It's in for a rude awakening.


A large, mysterious object is slowly being sucked into the supermassive black hole at the center of our galaxy, an extreme rendezvous of epic proportions that we've closely been following for over two decades.

Using the WM Keck Observatory on Mauna Kea in Hawaii, a team of astronomers has been watching the collision since 2002.

In more recent observations, the strange object — dubbed X7 and believed to be a cloud of dust and gas about 50 times the mass of Earth — has become immensely elongated by the powerful forces of black hole Sagittarius A*.

As detailed in a recent paper published in The Astrophysical Journal, astronomers found that X7 now stretches 3,000 astronomical units, or 3,000 times the distance between the Sun and us — and we're still not entirely sure where it even came from.

"This is a unique chance at observing the effects of the black hole’s tidal forces at high-resolution, giving us insight into the physics of the Galactic Center’s extreme environment," said Anna Ciurlo, UCLA assistant researcher and lead author of the study, in a statement.

Sucked Up

We still have plenty to learn about X7's origins. The astronomers suggest it was the result of two stars merging, a clash that ejected a sizeable cloud of gas.

But we do know one thing for sure. Anything that approaches a black hole will have to deal with extreme gravitational forces.

X7, which orbits Sagittarius A* every 170 Earth years or so, is in for a rude awakening once it reaches its closest approach of the black hole around the year 2036.
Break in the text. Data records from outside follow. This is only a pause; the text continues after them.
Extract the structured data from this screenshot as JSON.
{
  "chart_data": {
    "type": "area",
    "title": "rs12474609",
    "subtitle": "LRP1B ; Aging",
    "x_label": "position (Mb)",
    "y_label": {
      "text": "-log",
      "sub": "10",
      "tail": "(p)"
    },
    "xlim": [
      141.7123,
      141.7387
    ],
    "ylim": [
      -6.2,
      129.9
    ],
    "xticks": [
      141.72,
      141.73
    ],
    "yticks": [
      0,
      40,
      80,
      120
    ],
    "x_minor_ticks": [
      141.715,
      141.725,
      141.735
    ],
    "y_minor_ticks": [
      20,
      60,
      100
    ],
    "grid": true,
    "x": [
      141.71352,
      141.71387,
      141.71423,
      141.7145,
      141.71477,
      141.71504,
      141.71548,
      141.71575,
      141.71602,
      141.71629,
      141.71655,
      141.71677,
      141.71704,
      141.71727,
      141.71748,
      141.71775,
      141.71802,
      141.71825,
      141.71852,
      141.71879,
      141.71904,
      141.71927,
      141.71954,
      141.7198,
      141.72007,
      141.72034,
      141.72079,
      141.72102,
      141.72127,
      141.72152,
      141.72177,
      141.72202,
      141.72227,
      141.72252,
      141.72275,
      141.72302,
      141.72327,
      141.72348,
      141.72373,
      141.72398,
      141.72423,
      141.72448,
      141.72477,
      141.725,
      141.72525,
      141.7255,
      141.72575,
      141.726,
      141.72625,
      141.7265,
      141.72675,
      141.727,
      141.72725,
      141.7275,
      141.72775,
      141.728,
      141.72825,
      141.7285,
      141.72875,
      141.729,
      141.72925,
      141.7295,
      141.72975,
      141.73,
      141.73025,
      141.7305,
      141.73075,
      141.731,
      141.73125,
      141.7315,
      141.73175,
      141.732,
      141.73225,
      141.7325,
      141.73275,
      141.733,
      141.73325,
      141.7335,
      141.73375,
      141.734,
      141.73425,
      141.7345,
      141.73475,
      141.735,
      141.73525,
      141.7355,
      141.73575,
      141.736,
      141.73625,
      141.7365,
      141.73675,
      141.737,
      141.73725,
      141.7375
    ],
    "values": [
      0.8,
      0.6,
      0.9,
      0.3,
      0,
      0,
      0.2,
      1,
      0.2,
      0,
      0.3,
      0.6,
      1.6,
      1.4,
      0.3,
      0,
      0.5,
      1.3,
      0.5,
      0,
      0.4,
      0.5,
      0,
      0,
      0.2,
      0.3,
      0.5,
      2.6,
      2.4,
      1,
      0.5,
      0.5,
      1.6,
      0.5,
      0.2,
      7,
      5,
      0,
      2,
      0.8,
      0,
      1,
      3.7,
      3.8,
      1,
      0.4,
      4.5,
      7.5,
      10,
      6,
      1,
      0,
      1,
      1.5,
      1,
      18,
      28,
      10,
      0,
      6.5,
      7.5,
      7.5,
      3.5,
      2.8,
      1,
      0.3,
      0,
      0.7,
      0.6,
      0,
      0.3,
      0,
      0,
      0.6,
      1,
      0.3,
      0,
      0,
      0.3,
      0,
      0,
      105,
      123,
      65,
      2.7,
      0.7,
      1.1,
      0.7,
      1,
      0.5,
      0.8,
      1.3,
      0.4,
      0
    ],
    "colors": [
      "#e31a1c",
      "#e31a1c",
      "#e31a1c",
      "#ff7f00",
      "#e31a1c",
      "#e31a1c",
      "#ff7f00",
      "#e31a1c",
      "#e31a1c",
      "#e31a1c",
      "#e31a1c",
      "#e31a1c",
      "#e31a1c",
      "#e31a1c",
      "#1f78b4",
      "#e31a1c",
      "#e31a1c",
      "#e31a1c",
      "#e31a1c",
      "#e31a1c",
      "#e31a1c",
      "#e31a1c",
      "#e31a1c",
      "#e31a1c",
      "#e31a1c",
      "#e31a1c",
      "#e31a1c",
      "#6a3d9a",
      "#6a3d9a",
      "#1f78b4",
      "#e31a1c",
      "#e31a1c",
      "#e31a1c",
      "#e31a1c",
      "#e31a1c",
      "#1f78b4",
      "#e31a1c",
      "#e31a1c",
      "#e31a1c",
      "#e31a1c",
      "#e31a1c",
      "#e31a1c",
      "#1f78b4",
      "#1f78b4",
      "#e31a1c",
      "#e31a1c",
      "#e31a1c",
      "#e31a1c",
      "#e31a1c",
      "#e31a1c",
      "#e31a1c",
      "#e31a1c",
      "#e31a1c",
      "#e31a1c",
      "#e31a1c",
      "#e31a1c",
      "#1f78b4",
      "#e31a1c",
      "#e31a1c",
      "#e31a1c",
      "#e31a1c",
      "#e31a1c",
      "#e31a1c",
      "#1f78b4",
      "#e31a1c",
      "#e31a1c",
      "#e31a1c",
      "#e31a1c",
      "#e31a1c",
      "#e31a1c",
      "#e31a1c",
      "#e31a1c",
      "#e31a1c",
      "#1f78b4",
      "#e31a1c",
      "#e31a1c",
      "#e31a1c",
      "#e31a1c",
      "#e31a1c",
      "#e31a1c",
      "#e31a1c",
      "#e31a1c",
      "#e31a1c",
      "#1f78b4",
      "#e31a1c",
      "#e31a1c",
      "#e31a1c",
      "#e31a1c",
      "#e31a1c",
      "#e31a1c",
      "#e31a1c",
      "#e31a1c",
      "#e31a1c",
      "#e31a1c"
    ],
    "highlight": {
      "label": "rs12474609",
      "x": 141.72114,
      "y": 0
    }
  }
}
Once it gets close enough, X7 will likely be no more, as its components get sucked into a spiral — not unlike an object being flushed down a drain — traveling at up to 490 miles per second.

"We anticipate the strong tidal forces exerted by the Galactic black hole will ultimately tear X7 apart before it completes even one orbit," said co-author Mark Morris, UCLA astronomy professor, in the statement.

Despite its unfortunate fate, the fleeting cloud will eventually go out with a bang. Its eventual demise will be an event that will likely cause the black hole to light up like fireworks in observations as it heats up.